If someone registers a third-level Australian domain (e.g.,.com.au) before March 24th, 2022, they may be able to claim precedence for the second level (.au) name when registration is open to the public. For those who already own a 3rd level Australian domain (com.au, net.au, org.au, asn.au, id.au, gov.au, or edu.au), there will be a priority period starting March 24th, 2022 and lasting for 6 months, during which they will be able to register their.au 2nd level domain with priority starting March 24th, 2022 and lasting for 6 months. After then, all domains will be made accessible on a first-come, first-served basis until they are all taken.
If two or more registrants have priority over the same domain, the allocation procedure will divide them into two groups: first, those who have priority over the domain and those who do not. Priority category 1 includes names that were established on or before the deadline of February 4, 2018. Priority category 2 includes names that were registered after the deadline of February 4, 2018.

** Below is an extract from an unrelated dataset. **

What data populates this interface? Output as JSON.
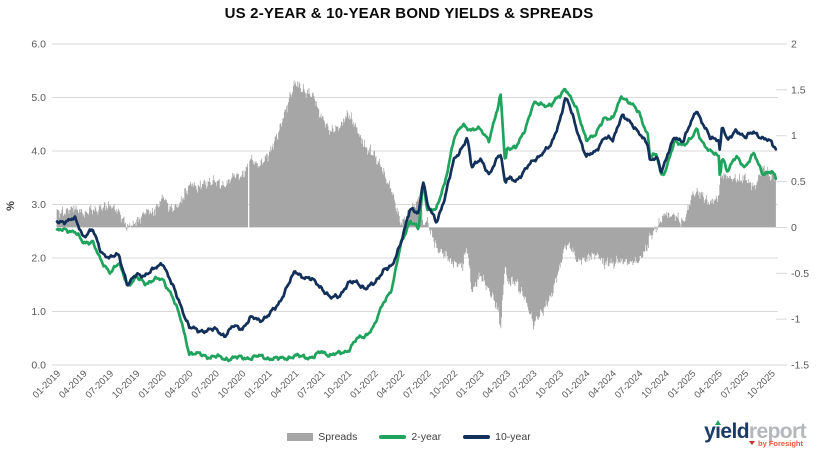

In the case of several category 1 applications, the name is assigned based on agreement/negotiation amongst the category 1 applicants; in the case of just category 2 applications, the name is assigned to the applicant with the earliest creation date.
This is an opportunity for all those who have a third-level.AU domain but were unable to obtain the name they desired due to restrictions. All of the businesses, people, goods, and services with the suffix of .au are included. For French speakers, there are numerous words that end in “au” that are generic in French, but not in English, and which may be registered in the language of their native country.
According to Oscar Weber of Nominus.com, the second-level domain.au will open up new possibilities for businesses since Australians prefer .au sites over .com sites, which means that firms will benefit from this preference. It will also aid in the prioritization of .au sites in local search engines, and it will undoubtedly become a favored TLD for local businesses in the future.